Les personnes qui se confrontent à des symptômes très sévères éprouvent d’importantes difficultés à se trouver un emploi, à intégrer de nouvelles habiletés de travail, à établir des relations satisfaisantes avec leurs collègues ou leur employeurs et à maintenir leur emploi (Pickett-Schenk et al., 2002). Au-delà de la symptomatologie, les effets secondaires de la médication peuvent aussi constituer des obstacles à l’insertion professionnelle des individus (Auerbach & Richardson, 2005; Bond & Meyer, 1999; Corbière et al., 2002; Kirsh, 1996; Simmons et al., 1993). D’une part, certains effets secondaires des médicaments, tels les tremblements, la vision brouillée ou la somnolence, affectent directement la productivité de l’individu. D’autres part, si les effets secondaires sont trop importants, ils peuvent entraîner un abandon ou un manque de fidélité au traitement, fragilisant l’individu et prédisposant ce dernier aux rechutes (Bond & Meyer, 1999).

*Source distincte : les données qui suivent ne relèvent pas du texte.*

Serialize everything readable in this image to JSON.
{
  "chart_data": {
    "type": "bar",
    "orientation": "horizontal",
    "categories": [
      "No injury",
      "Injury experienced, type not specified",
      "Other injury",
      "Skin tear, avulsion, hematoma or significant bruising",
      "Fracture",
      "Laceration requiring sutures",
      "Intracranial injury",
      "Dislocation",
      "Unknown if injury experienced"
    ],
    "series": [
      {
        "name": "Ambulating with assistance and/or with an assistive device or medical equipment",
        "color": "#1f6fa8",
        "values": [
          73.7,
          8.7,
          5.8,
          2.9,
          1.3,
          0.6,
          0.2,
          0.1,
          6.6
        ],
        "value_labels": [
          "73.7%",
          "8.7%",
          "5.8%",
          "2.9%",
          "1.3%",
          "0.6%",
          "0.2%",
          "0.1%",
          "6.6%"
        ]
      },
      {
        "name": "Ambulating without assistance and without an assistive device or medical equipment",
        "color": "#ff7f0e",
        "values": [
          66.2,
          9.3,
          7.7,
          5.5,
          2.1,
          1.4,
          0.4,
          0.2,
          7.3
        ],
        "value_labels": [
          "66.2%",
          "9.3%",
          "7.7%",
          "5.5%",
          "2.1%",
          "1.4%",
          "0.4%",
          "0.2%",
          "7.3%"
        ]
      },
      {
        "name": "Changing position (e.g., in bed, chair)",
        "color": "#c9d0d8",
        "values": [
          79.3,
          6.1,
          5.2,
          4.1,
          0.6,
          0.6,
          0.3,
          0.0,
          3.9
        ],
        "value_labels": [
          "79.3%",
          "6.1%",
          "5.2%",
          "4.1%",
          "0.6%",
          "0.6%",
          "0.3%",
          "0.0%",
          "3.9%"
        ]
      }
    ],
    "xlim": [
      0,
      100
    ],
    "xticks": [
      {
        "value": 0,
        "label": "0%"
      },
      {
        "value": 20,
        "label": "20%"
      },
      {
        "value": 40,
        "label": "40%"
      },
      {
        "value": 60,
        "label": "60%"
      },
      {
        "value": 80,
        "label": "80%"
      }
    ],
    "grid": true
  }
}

Blankertz et Robinson (1996) expliquent le manque de motivation des personnes aux prises avec des troubles mentaux graves comme étant une barrière à leur insertion professionnelle. Ces auteurs précisent que le manque de motivation ne résulte pas uniquement des incapacités, mais aussi du rejet et des préjugés auxquels se confrontent les personnes atteintes de troubles mentaux graves. Enfin des facteurs individuels, tels des comportements perturbateurs, les préjugés internalisés et des difficultés interpersonnelles, gênent également le maintien en emploi (Corbière et al., 2002).